Before you give you two weeks’ notice or throw out all the sugar in your house, may I suggest the following generally useful prescription?


This prescription is like Advil for a variety of life’s emotional and existential pains. It solves some issues completely, and for others, it reduces the pain temporarily — which is nonetheless extremely useful: if you’re in that panicky, anxious place, it’s likely that you’ll make decisions and take actions that are not the best possible choices for you. So instead, take this prescription, and consult with yourself (or me!) two days later. 

A generally useful prescription: 

Once a day, for two consecutive days (Did you catch that? One day is not enough! TWO CONSECUTIVE DAYS.) : 

  1. Thirty minutes of gentle, pleasurable exercise.
    A walk outside counts. So does yoga. Boot camp class doesn’t. The goal is to gently burn off some stress, while helping you be more aware of your body. Sometimes if an exercise is too hard, you’ll somewhat “leave” your body in order to “push through” to the end.  

  2. Thirty minutes of journaling.
    You can journal about the things you’re worried about, the things you want to change or achieve, or about anything at all. The act of writing helps you stop ruminating and actually process how you’re feeling and what you actually want to do about it. More instructions here.

  3. Shower and attend to your appearance.
    “Attending to your appearance” means different things to different folks, but the idea is that you should do whatever makes you feel more juicy about your physical body. Wear some clothes you like, style your hair in a way that is appealing to you, wear some makeup or jewelry if those are things you enjoy. It sounds trivial, but it makes a difference.

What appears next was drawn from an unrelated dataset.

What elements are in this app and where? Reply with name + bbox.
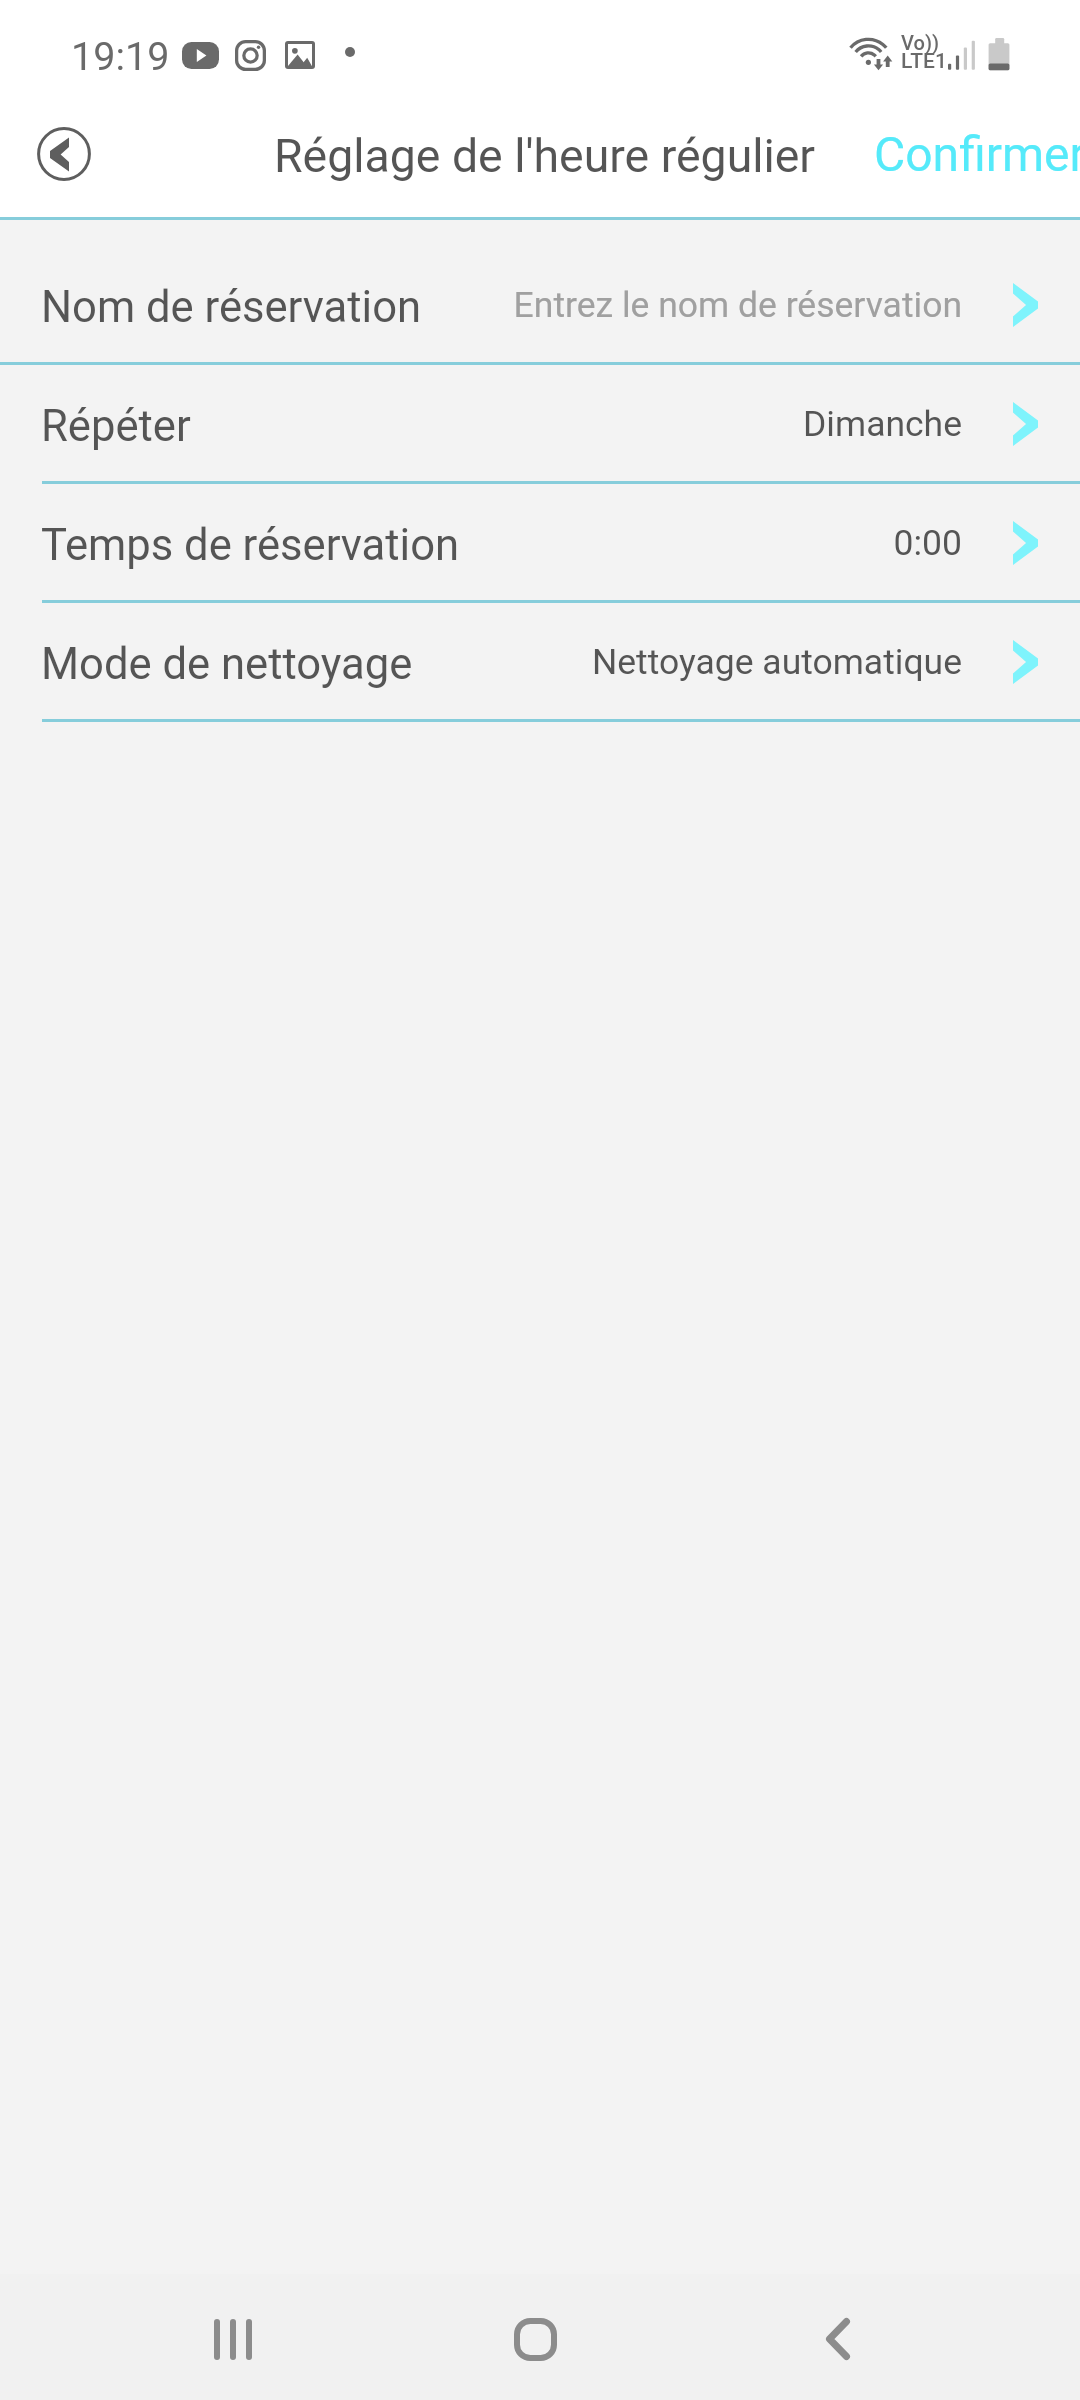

  4. Get 8 hours of sleep — minimum.
    This is not a joke.

  5. Feed yourself food that is nourishing and pleasurable. Even if you don’t have time to cook, now is the time to splurge a little bit on some lovely, tasty food that also makes you feel good. And yes, some amount of purely delicious food — like a perfect cookie — is nourishing, too.

  6. Cut out all non-essential internet activities. You have to send emails at work? That’s fine. But no internet for pleasure. This might be the hardest thing to do of all of the things on this list, frankly — most of us in the modern world have a lot of compulsion around our internet usage. But you can use that time to do your journaling and walking and showering and sleeping, and probably still have some time left over to read that book that has been sitting on your nightstand for months.

It’s easy to skim over this list. It’s easy to think, oh, I do some of that already.

But are you feeling anxious or frustrated or stuck or not-right?

I dare you.
I dare you to try these, 100%, and see how you feel. 

I will not discuss “do I need to make a major life change?” or “am I a failure?” until these actions have been completed, in full, for two consecutive days. (Reminder: One day is not enough. TWO CONSECUTIVE DAYS).

As I said above, it may not fix everything, but it will significantly reduce stress and anxiety, and give you more clarity of mind — hopefully, enough clarity of mind to come up with a wise sense of the right next steps for you.